To exercise any of your rights, please obtain the required forms from the Site Office Manager and submit your request in writing. 


We reserve the right to change this notice and the revised or changed notice will be effective for information we already have about you as well as any information we receive in the future.  The current notice will be posted in each office and include the effective date.  In addition, each time you register for treatment, we will offer you a copy of the current notice in effect.


If you believe your privacy rights have been violated, you may file a complaint with the practice by contacting the number below and asking for the Privacy Officer or with the Secretary of the Department of Health and Human Services.  All complaints must be submitted in writing.
You will not be penalized for filing a complaint.


Other uses and disclosures of medical information not covered by this notice or the laws that apply to us will be made only with your written permission.  If you provide us permission to use or disclose medical information about you, you may revoke that permission, in writing, at any time.  If you revoke your permission, we will no longer use or disclose medical information about you for the reasons covered by your written authorization.  You understand that we are unable to take back any disclosures we have already made with your permission, and that we are required to retain our records of the care that we provided to you.

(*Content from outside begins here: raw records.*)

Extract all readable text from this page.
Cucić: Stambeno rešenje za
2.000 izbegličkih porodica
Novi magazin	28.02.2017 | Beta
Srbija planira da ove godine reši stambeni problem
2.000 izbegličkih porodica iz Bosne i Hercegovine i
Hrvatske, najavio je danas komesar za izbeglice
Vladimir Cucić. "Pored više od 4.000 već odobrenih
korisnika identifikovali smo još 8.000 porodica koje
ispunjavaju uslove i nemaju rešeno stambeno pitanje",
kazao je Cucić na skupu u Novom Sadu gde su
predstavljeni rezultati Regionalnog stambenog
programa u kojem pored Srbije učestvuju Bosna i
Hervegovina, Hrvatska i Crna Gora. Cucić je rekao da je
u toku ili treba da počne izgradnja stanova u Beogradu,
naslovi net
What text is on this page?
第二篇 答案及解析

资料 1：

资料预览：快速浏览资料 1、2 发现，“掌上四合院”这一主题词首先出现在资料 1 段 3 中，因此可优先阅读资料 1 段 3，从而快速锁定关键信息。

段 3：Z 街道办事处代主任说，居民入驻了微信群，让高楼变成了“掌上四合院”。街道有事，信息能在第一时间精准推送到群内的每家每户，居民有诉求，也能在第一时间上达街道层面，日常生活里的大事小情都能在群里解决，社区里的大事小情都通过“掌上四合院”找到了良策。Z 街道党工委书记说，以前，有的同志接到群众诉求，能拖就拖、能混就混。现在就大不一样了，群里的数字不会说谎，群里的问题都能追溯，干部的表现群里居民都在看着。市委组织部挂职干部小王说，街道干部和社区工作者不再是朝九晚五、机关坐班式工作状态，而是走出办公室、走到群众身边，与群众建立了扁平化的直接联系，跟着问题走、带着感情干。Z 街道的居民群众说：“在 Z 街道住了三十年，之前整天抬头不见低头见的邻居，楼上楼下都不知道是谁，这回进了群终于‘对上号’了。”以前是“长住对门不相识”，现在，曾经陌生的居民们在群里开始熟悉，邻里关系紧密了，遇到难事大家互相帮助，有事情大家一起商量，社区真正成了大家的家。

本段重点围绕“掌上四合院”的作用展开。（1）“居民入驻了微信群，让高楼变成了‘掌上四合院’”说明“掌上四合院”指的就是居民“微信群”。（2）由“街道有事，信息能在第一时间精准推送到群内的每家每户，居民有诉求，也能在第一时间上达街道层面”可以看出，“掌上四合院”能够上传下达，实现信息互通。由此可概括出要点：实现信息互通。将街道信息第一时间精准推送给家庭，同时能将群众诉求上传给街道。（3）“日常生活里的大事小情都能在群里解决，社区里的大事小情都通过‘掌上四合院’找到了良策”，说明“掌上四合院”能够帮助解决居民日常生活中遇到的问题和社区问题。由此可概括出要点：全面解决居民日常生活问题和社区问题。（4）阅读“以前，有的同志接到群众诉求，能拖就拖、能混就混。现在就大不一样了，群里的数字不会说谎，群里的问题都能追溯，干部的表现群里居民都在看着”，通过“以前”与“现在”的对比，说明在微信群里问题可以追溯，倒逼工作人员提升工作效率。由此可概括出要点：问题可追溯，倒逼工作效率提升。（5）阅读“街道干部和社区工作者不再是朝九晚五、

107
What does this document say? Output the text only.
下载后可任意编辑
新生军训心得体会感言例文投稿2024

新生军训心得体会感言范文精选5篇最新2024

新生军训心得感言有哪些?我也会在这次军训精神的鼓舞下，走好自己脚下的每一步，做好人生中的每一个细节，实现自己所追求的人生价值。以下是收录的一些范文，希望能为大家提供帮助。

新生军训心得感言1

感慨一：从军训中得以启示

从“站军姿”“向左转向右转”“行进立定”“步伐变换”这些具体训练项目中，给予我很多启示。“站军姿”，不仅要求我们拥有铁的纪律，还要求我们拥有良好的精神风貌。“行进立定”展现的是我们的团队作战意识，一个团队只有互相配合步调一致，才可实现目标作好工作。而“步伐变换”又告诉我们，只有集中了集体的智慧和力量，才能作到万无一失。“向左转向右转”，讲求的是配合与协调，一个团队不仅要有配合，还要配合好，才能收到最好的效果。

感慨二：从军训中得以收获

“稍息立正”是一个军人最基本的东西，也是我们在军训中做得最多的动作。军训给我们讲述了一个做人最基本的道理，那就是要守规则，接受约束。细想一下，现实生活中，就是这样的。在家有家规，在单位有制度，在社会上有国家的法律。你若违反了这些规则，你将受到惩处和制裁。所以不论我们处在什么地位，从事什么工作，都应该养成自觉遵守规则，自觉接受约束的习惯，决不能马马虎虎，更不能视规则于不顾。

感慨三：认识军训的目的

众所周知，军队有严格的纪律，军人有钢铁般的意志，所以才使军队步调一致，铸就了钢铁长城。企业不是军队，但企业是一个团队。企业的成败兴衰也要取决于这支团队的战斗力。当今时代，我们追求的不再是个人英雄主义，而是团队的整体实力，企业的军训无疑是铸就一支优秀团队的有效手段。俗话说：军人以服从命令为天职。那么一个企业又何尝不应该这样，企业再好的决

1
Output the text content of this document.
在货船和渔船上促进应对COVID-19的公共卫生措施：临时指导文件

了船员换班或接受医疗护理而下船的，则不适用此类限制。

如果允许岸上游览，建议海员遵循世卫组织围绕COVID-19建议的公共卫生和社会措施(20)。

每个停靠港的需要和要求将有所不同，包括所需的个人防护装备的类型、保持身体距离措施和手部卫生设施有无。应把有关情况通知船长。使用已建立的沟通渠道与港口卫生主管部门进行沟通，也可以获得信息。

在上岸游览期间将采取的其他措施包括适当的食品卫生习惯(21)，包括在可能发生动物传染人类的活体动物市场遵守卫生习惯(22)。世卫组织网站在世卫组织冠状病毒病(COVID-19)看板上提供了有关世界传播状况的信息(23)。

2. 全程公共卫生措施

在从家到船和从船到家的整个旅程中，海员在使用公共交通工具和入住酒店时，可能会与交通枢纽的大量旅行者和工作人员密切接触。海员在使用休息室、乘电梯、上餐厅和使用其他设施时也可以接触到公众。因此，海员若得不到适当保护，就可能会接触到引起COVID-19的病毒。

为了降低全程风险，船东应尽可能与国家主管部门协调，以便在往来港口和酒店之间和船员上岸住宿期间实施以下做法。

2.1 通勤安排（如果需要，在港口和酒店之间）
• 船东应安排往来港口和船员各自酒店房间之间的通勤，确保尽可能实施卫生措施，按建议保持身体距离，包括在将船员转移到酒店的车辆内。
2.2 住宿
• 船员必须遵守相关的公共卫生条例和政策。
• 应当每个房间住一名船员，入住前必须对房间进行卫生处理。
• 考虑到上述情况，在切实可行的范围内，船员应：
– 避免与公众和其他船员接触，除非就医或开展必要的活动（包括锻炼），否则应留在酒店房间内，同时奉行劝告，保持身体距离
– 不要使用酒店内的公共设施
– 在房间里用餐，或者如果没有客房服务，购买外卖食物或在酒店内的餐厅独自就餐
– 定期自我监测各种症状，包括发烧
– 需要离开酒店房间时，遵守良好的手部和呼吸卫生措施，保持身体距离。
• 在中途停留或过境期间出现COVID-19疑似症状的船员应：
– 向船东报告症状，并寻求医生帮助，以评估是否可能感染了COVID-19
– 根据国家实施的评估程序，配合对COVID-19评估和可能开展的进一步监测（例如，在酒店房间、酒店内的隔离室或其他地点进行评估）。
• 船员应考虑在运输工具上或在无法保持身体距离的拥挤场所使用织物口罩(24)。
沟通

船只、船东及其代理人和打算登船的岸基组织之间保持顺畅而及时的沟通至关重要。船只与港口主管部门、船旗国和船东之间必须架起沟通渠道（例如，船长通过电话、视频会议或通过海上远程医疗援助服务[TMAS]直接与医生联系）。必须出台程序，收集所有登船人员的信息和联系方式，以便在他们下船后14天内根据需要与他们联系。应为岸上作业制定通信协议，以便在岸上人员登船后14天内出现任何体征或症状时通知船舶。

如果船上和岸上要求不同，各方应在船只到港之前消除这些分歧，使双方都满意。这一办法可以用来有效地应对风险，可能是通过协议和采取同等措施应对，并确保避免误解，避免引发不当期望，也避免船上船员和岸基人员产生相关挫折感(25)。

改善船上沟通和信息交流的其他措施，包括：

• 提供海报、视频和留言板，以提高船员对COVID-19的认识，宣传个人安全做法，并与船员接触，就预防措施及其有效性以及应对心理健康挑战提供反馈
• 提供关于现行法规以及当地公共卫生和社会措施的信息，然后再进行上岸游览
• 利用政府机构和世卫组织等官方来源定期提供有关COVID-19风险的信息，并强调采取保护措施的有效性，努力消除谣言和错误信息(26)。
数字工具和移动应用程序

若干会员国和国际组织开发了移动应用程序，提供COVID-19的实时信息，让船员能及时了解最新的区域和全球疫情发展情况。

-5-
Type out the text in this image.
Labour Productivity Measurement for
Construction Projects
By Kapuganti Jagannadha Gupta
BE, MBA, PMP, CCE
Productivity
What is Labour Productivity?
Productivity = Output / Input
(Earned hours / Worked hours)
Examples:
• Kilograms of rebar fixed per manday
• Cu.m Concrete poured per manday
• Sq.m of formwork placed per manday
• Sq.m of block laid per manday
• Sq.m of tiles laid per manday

You have been provided with the following information:

  • Information about the Manufacturers Warranty on the elite seat®. 
  • Information about your Rights to Privacy Practices, Equipment Education and Supplier Standards.
  • You understand that your claim will be submitted to Medicare / Insurance.  Medicare / Insurance may not pay for this item and you will be responsible for the bill if it is not covered by your insurance provider.  You may contact AKT Medical, LLC at (317) 770-8355 to make payment arrangements.


I agree to be personally and fully responsible for payment. That is, I will pay personally, or out of pocket or through any insurance.